Still another element playing into the overmedication of seniors, says Fleming, centers on the lack of continuity in care. Seniors using a piecemeal approach to pharmacies and providers also plays into the problem.
Unfortunately, the medical community counts only around 6,000 naturopaths in its ranks across the United States. Just over half the states and territories in the nation (23 of them) extend licensing to NDs—others must be encouraged to do so, and Medicare must begin covering these visits. As a starting point, it is less expensive and a safer place to begin.
The government must do a better job of monitoring abusive drug administration.
Somewhat surprisingly, the U.S. Department of Health and Human Services recorded only 74 complaints around chemical restraint among individuals living in long-term care facilities, according to Kelly Mack, a public affairs specialist with the Administration for Community Living that operates within HHS. That number, reported for 2016, comes through states’ long-term care ombudsman programs, which are designed to resolve problems around individuals’ health, safety, welfare, and rights. All one needs to see is the mountain of letters coming into the National Association to Stop Guardian Abuse to know this number is way off.
“Another complaint code for medications-administration, organization,” Mack writes in an email, “has a larger amount of complaints but is not pertaining just to inappropriate drugging, so we have nothing more detailed.”

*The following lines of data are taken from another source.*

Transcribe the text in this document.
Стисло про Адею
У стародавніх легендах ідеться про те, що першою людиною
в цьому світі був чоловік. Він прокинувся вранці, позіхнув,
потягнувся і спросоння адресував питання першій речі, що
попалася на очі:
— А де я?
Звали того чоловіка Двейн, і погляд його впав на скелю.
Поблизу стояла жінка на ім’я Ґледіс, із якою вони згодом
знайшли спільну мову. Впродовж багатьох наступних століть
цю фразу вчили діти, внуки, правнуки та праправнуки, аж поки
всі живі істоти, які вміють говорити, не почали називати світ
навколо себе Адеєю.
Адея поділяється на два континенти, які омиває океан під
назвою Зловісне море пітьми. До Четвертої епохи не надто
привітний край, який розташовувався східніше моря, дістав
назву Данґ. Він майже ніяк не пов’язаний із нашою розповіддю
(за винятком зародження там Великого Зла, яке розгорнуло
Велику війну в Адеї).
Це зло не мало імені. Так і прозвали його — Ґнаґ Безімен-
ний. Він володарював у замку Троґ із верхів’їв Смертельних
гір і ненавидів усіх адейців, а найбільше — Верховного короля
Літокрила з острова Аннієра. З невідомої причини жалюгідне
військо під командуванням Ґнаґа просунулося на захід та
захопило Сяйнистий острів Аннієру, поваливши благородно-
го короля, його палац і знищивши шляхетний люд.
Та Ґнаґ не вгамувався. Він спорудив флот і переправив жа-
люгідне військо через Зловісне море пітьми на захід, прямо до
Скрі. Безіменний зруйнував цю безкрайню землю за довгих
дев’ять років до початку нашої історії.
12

In an interview with PBS, Maristela Garcia, a physician and director of the geriatric medication unit at UCLA Medical Center, summed up the result of guardians and nursing homes using medication as a tool to control, doctors overprescribing to placate the complaints of their aging patients, and seniors self-medicating: “This is America’s other drug problem—polypharmacy, and it’s huge!”
The picture on the left target is Lynn Sayler’s mother Retta, on the Right Marie Claire Conners’ mother Grace. Both stories can be seen in the documentary The Unforgivable Truth at http://vimeo.com/user5231742/uft.
Mercedes Kibbee, whose story is also told in The Unforgivable Truth, was so addicted to the excessive drugs being pumped into her that, when her daughter realized what was happening and changed her doctor, Mercedes went through a very painful drug withdrawal that lasted for more than a week.